Fast Web Sites, part I : Client-Side Optimizations

This post will be the first of a long series focusing on optimizing Web sites and more specifically, those developed with AMP (Apache, MySQL and PHP). Optimizing web sites is important for two reasons:

  1. Improving user experience by making the web load and display faster
  2. Saving the site owner money by reducing hardware needs and bandwidth cost

Let's start with the client side.

File size

The most obvious thing you might want to optimize is file size.

HTML: there's not much to save here, you might want to skip on line feeds and indentation, but that's going to hurt legibility and make maintenance harder. Of course you should hand-write your HTML code and not use a visual editor, as they tend to add a lot of cruft.

CSS: there are a few things you can do here. The first one is to have your classes and styles well organized, because it'll translate into fewer classes and fewer properties. Do not forget that you can use several classes on an element. If several elements share some properties, you should be able to define these properties with a single rule that applies to all of them.
Secondly, you can shave off a few tricks using allowed CSS shortcuts. For example the rule { border-style: solid; border-width: 1px; border-color: #ffffff; } is the same as {border:solid 1px #fff}.

JPEG: you should obviously save your JPEG with a optimizing tool. Most good graphic packages have one. I've found out that progressive JPEG tend to be a bit smaller. Play around with the settings to see which size/quality ratio you can go with. Every picture will require different settings - those with red areas or red tones tend to show more compression artifacts and need more bytes, others have large blurry area that can be heavily compressed. If your graphic program adds EXIF or IPTC headers to your JPEG files, you can also strip those (using for example PlainViewer).

PNG: here too some graphical optimization tool should be used for saving. You'll want to see if a using a palette might save you some space or not, and if so how many colors you can limit yourself to. Once you are done with that there are some extra tools that can optimize further your file such as AdvanceComp which strip useless data and find a more optimal compression method.

GIF: the only reason to use GIF is for small animations (or very tiny pictures of a handful of bytes). Otherwise, use PNG which offers better compression.

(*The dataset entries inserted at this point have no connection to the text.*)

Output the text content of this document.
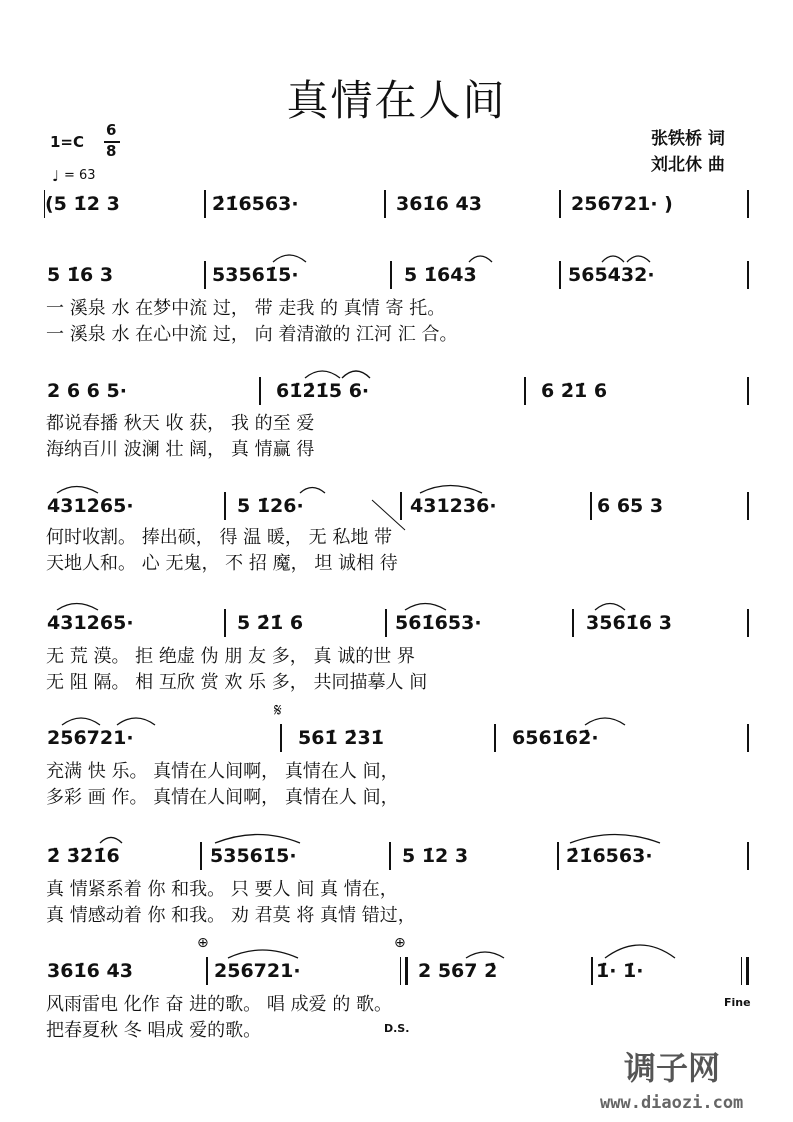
真情在人间
1=C
6
8
♩ = 63
张铁桥 词
刘北休 曲
(5 1̇2 3	2̇1̇6563·	361̇6 43	256721· )
5 1̇6 3	53561̇5·	5 1̇643	565432·
一 溪泉 水 在梦中流 过， 带 走我 的 真情 寄 托。
一 溪泉 水 在心中流 过， 向 着清澈的 江河 汇 合。
2 6 6 5·	61̇2̇1̇5 6·	6 2̇1̇ 6
都说春播 秋天 收 获， 我 的至 爱
海纳百川 波澜 壮 阔， 真 情赢 得
431265·	5 1̇26·	431236·	6 65 3
何时收割。 捧出硕， 得 温 暖， 无 私地 带
天地人和。 心 无鬼， 不 招 魔， 坦 诚相 待
431265·	5 2̇1̇ 6	561̇653·	3561̇6 3
无 荒 漠。 拒 绝虚 伪 朋 友 多， 真 诚的世 界
无 阻 隔。 相 互欣 赏 欢 乐 多， 共同描摹人 间
256721·	561̇ 2̇31̇	6561̇62̇·
充满 快 乐。 真情在人间啊， 真情在人 间，
多彩 画 作。 真情在人间啊， 真情在人 间，
𝄋
2̇ 3̇2̇1̇6	53561̇5·	5 1̇2 3	2̇1̇6563·
真 情紧系着 你 和我。 只 要人 间 真 情在，
真 情感动着 你 和我。 劝 君莫 将 真情 错过，
361̇6 43	256721·	2 567 2̇	1̇· 1̇·
风雨雷电 化作 奋 进的歌。 唱 成爱 的 歌。
把春夏秋 冬 唱成 爱的歌。
⊕	⊕
D.S.
Fine
调子网
www.diaozi.com
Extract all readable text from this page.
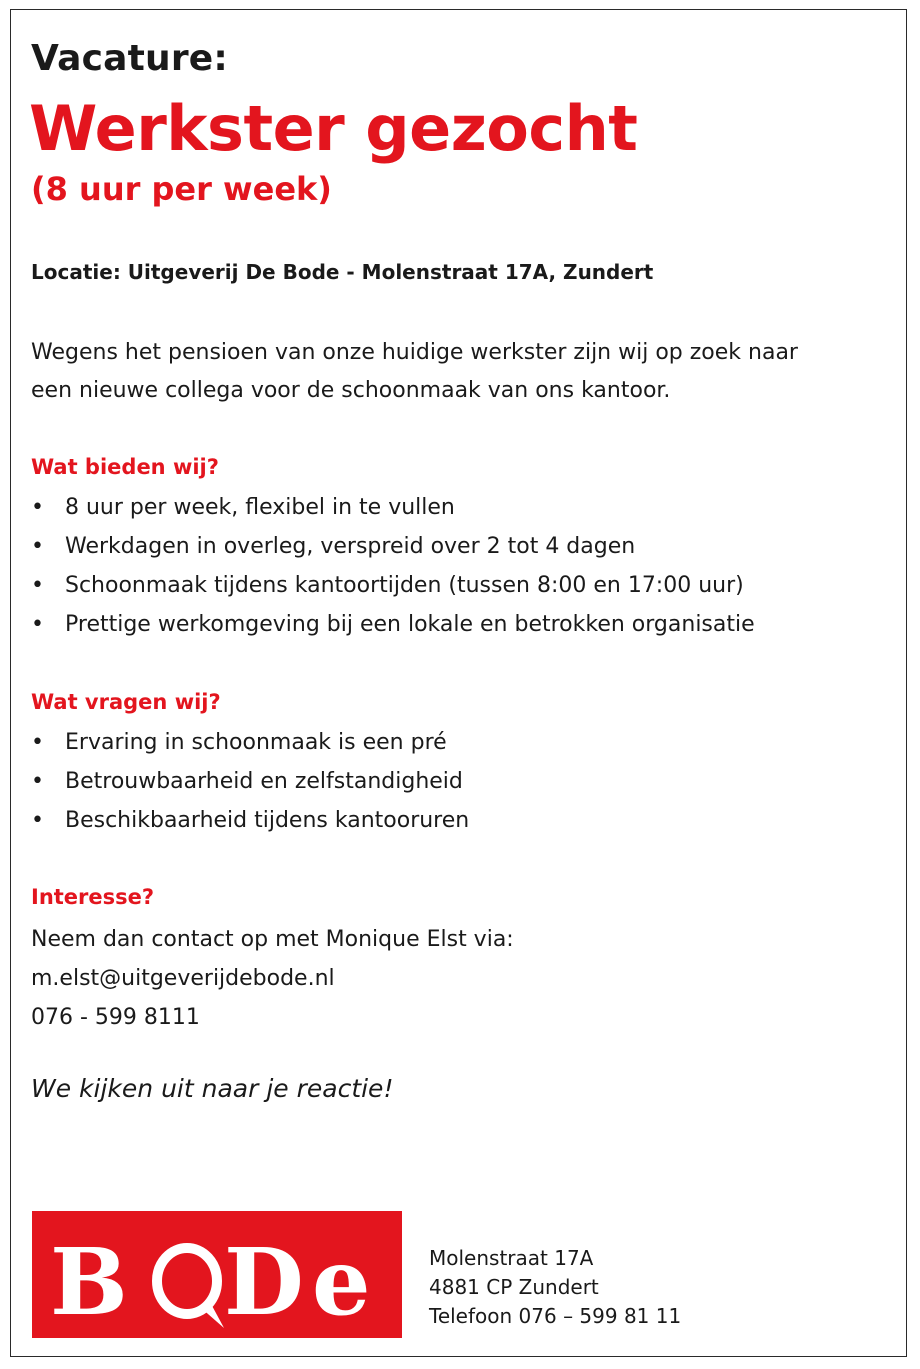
Vacature:
Werkster gezocht
(8 uur per week)
Locatie: Uitgeverij De Bode - Molenstraat 17A, Zundert
Wegens het pensioen van onze huidige werkster zijn wij op zoek naar
een nieuwe collega voor de schoonmaak van ons kantoor.
Wat bieden wij?
• 8 uur per week, flexibel in te vullen
• Werkdagen in overleg, verspreid over 2 tot 4 dagen
• Schoonmaak tijdens kantoortijden (tussen 8:00 en 17:00 uur)
• Prettige werkomgeving bij een lokale en betrokken organisatie
Wat vragen wij?
• Ervaring in schoonmaak is een pré
• Betrouwbaarheid en zelfstandigheid
• Beschikbaarheid tijdens kantooruren
Interesse?
Neem dan contact op met Monique Elst via:
m.elst@uitgeverijdebode.nl
076 - 599 8111
We kijken uit naar je reactie!
B D e	Molenstraat 17A
4881 CP Zundert
Telefoon 076 – 599 81 11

Javascript: you can gain a lot of space by using a code compacter such as Dojo ShrinkSafe or Packer (keep your original files for maintenance, because the compacted version will be impossible to read for a human). Many AJAX libraries are also available in compacted form either directly or through third parties.

File numbers

More than file size, having too many related files (images, stylesheets, etc.) are what can make a page seem "slow" to load up (because each file requires a round-trip between the client and server). Obviously you should try to group your stylesheets and javascripts together into as few files as possible.

One issue you might have with this strategy is that pages will end up loading content that they don't need. If some pages need file A and B, and some other need B and C, and all those weight a lot of bytes and it's not very efficient to group and load A, B and C everywhere since each page only needs a subset. The solution to this problem is to write some simple server side script (PHP or other) to fetch your CSS and Javascript and package it in single file.

So instead of having :
<link rel="stylesheet" href="A.css" type="text/css"/>
<link rel="stylesheet" href="B.css" type="text/css"/>

You would have:
<link rel="stylesheet" href="styles.php?group=AB" type="text/css"/>

For graphics, I highly recommend the use a technique called CSS sprites, which groups several pictures into a big one and use CSS to grab and display them. It's especially efficient for all those little images that you might use in a GUI (buttons, rounded corners, etc.) as you can replace dozens of images with a single one.

File order

The order you link your files into your Web page matters for Javascript. Indeed, the browser will load all Javascript by order of appearance and meanwhile blocks further processing of the page and other elements. A suggested work around is to stuff all your Javascript loading at the end of the page rather than the beginning (technically speaking it will not improve total load times, but the user will get to see something faster).

A word about measuring performance

On the client side a good tool is the FireBug extension for Firefox, which has a "Net" tab that shows you the order in which each element is loaded and how long it takes.